Comparison of the RWDM6 and MG Microphysics Schemes in Precipitation Simulation With the GRIST Model

Abstract

Realistic representation of cloud and precipitation processes is crucial for climate simulations. A revised double-moment 6-class (RWDM6) cloud microphysics scheme with prognostic precipitation, instead of the Morrison-Gettelman scheme, is implemented into the Global-to-Regional Integrated forecast System (GRIST) model to improve its numerical hydrological cycles, and the impact of the treatment of grid-scale precipitation is assessed with climate simulations. With more realistic vertical hydrometeor distribution, the double-moment scheme with prognostic precipitation not only improves the vertical distribution of water vapor and temperature but also reduces biases in medium and high clouds and cloud forcing radiation compared to the diagnostic scheme. Hydrological cycles and corresponding atmospheric thermodynamics are improved with the revised scheme.
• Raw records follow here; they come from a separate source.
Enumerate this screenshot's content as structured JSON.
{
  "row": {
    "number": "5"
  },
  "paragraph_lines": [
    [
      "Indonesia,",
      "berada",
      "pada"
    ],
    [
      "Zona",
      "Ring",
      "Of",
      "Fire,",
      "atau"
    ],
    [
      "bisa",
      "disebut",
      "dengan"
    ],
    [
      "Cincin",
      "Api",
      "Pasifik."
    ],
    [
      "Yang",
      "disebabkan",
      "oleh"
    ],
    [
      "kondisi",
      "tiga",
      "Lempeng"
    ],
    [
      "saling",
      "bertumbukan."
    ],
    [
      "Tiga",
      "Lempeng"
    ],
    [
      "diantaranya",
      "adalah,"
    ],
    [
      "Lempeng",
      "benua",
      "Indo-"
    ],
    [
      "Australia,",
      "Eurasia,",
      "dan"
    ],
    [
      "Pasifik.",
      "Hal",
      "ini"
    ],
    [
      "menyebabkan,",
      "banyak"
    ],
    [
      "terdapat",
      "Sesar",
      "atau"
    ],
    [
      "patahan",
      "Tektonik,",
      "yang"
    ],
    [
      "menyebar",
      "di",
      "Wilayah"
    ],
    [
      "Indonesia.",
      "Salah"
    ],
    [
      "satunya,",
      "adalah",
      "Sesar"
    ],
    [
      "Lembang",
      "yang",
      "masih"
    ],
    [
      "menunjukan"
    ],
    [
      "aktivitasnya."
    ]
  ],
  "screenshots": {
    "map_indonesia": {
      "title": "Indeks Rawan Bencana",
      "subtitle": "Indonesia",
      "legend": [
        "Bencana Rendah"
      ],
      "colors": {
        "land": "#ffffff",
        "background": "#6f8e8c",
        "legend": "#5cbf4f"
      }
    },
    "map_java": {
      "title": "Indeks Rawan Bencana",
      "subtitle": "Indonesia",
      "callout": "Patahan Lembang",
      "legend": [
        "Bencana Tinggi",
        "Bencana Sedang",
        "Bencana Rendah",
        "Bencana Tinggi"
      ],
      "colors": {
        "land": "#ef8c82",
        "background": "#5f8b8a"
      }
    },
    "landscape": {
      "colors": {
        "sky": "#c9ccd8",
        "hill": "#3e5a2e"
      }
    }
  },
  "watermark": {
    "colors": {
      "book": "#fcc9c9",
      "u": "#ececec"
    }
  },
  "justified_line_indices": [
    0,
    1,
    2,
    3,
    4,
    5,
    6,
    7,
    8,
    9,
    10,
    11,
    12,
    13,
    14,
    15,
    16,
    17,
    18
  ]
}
Additionally, a clear reduction in precipitation over the Intertropical Convergence Zone and mid-latitude storm track regions is observed with the RWDM6 scheme, aligning closer consistency with the observations compared to the original model results. With respect to the model precipitation sensitivity to time step, the RWDM6 scheme simulates consistent precipitation intensity throughout, while the diagnostic scheme exhibits significant biases at different time steps. The RWDM6 scheme with the prognostic treatment of precipitation shows a remarkable contribution to cloud microphysics in the GRIST climate model.